How to light a Fire and a Candle at what hour of the night one awaketh, without rising or putting ones hand out of the bed. And the same thing[7] becomes[8] a serviceable Pistol at pleasure; yet by a stranger, not knowing the secret, seemeth but a dexterous Tinder-box.
Footnotes
[7]to be a. P.
[8]becomes to be.
[A most conceited Tinder-box.] The following note from “Humane Industry,” 1661, appears highly suggestive of such an instrument, although the Marquis’s invention is more elaborate. “Andrew Alciat the great Civilian of France, had a kind of Clock in his chamber, that should awake him at any hour of the night that he determined, and when it struck the determined hour, it struck fire likewise out of a flint, which fell among tinder, to light him a candle: it was the invention of one Caravagio of Sienna in Italy.”

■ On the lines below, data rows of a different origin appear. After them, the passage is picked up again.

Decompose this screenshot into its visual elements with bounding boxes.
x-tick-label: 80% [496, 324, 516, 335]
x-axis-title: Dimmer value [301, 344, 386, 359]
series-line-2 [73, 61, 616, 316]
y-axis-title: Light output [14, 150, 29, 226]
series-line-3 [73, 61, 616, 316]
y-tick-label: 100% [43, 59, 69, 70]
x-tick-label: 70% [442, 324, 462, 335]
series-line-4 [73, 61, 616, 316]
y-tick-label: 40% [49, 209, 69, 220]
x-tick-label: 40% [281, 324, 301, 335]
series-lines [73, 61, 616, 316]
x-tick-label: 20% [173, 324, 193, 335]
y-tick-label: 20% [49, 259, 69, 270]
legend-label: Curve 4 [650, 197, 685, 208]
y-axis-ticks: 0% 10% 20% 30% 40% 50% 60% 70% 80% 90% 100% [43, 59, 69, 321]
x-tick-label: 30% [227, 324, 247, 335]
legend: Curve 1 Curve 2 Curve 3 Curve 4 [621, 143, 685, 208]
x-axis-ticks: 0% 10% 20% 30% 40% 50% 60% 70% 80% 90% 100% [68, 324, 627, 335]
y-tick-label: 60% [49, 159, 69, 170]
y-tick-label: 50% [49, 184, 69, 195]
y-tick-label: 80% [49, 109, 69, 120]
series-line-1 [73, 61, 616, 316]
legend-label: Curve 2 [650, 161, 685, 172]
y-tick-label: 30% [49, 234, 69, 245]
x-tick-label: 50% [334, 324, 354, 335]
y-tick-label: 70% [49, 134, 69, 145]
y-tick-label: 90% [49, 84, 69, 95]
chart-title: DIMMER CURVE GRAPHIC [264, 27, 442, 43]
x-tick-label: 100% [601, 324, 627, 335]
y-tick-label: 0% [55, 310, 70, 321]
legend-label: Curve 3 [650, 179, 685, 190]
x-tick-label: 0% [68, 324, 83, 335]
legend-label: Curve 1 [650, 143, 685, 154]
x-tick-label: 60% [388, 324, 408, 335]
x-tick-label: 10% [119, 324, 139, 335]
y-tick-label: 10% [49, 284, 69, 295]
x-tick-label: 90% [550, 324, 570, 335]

How to make an artificial Bird to fly which way and as long as one pleaseth, by or against the wind, sometimes chirping, other times hovering, still tending the way it is designed for.
[An artificial Bird.] The third article in his list of a portion of his inventions supplies a different reading, thus: “By this (his ‘quint-essence of motion’) I can make an artificial bird to fly which way, and as long as I please.” [[Appendix A.]]
The Marquis, not to be behind the curious and ingenious men of ancient times, has here and in article No. 18, emulated John Muller of Nuremberg, better known as Regiomontanus, who was born in 1436. He is celebrated for this species of rara avis; a self-moving and flying eagle, and an iron fly have afforded much matter for romantic and no doubt exaggerated accounts of their performances; the one flying a good way in the open air and returning; the other flying from the philosopher round a table and coming back to his hand. He evinced a genius of the first order as a great inventor, and also as a promoter of the advancement of science.
In Ramelli’s great work on various machines, folio, 1588, the 187th figure offers a detailed representation of a handsomely furnished apartment, in which a large carved sideboard sustains a gigantic vase containing a flowering shrub, in the branches of which six birds appear in the act of singing. The vase being a sectional drawing, various pipes can be seen, also the performer behind, who is blowing through a single pipe into the body of the vase.